ECLI: ECLI:NL:TADRSGR:2023:258
Datum uitspraak: 18-12-2023
Datum publicatie: 20-12-2023
Zaaknummer(s): 23-454/DH/RO
Onderwerp:
  • Wat een behoorlijk advocaat betaamt t.o. de wederpartij, subonderwerp: Grievende uitlatingen
  • Wat een behoorlijk advocaat betaamt t.o. de wederpartij, subonderwerp: Wat nooit geoorloofd is
  • Wat een behoorlijk advocaat betaamt t.o. de wederpartij, subonderwerp: Jegens wederpartij in acht te nemen zorg
Beslissingen: Regulier
Inhoudsindicatie: Raadsbeslissing. Klacht over de advocaat van de wederpartij in een familierechtelijke procedure. Verweerder heeft zich onvoldoende de-escalerend opgesteld door het lichtvaardig uiten van ernstige beschuldigingen en her herhaaldelijk verzuimen van toezenden van afschriften van de stukken die hij aan de rechtbank zond. Diverse klachtonderdelen niet-ontvankelijk omdat klaagster hierover al in haar eerdere klacht had kunnen voorleggen. Berisping.
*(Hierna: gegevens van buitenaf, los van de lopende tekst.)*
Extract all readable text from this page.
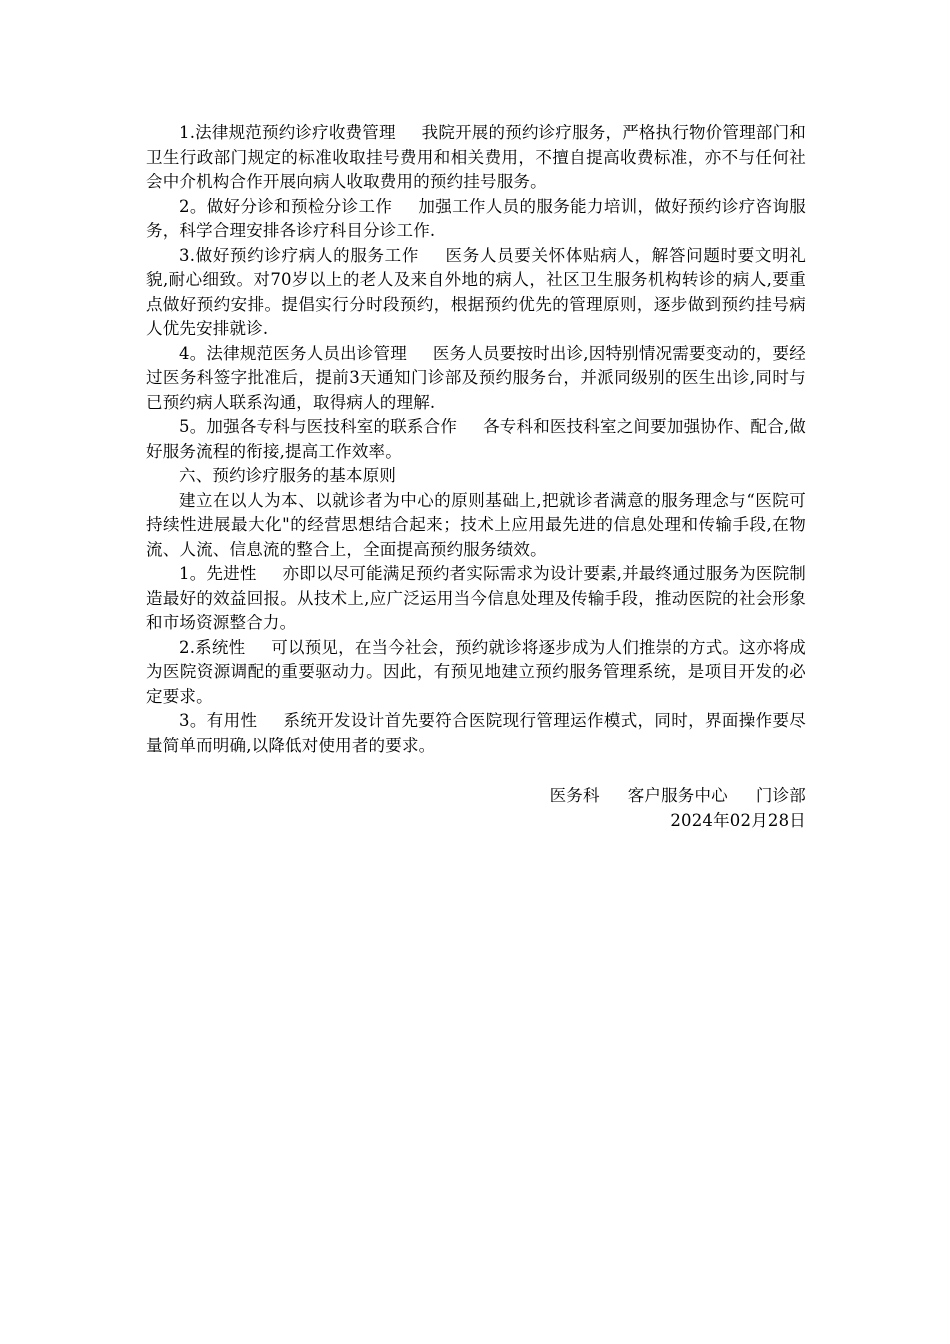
1.法律规范预约诊疗收费管理 我院开展的预约诊疗服务，严格执行物价管理部门和卫生行政部门规定的标准收取挂号费用和相关费用，不擅自提高收费标准，亦不与任何社会中介机构合作开展向病人收取费用的预约挂号服务。

2。做好分诊和预检分诊工作 加强工作人员的服务能力培训，做好预约诊疗咨询服务，科学合理安排各诊疗科目分诊工作.

3.做好预约诊疗病人的服务工作 医务人员要关怀体贴病人，解答问题时要文明礼貌,耐心细致。对70岁以上的老人及来自外地的病人，社区卫生服务机构转诊的病人,要重点做好预约安排。提倡实行分时段预约，根据预约优先的管理原则，逐步做到预约挂号病人优先安排就诊.

4。法律规范医务人员出诊管理 医务人员要按时出诊,因特别情况需要变动的，要经过医务科签字批准后，提前3天通知门诊部及预约服务台，并派同级别的医生出诊,同时与已预约病人联系沟通，取得病人的理解.

5。加强各专科与医技科室的联系合作 各专科和医技科室之间要加强协作、配合,做好服务流程的衔接,提高工作效率。

六、预约诊疗服务的基本原则

建立在以人为本、以就诊者为中心的原则基础上,把就诊者满意的服务理念与“医院可持续性进展最大化"的经营思想结合起来；技术上应用最先进的信息处理和传输手段,在物流、人流、信息流的整合上，全面提高预约服务绩效。

1。先进性 亦即以尽可能满足预约者实际需求为设计要素,并最终通过服务为医院制造最好的效益回报。从技术上,应广泛运用当今信息处理及传输手段，推动医院的社会形象和市场资源整合力。

2.系统性 可以预见，在当今社会，预约就诊将逐步成为人们推崇的方式。这亦将成为医院资源调配的重要驱动力。因此，有预见地建立预约服务管理系统，是项目开发的必定要求。

3。有用性 系统开发设计首先要符合医院现行管理运作模式，同时，界面操作要尽量简单而明确,以降低对使用者的要求。

医务科 客户服务中心 门诊部
2024年02月28日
Beslissing van de Raad van Discipline in het ressort Den Haag van 18 december 2023 in de zaak 23-454/DH/RO naar aanleiding van de klacht van:

klaagster
gemachtigde: mr. H.C.M.J. Karskens

over:

verweerder

1    VERLOOP VAN DE PROCEDURE
1.1    Op 29 september 2022 heeft klaagster bij de deken van de Orde van Advocaten in het arrondissement Rotterdam (hierna: de deken) een klacht ingediend over verweerder.
1.2    Op 3 juli 2023 heeft de raad het klachtdossier met kenmerk R 2023/47 van de deken ontvangen. 
1.3    De klacht is behandeld op de zitting van de raad van 6 november 2023. Daarbij waren klaagster en haar gemachtigde en verweerder aanwezig.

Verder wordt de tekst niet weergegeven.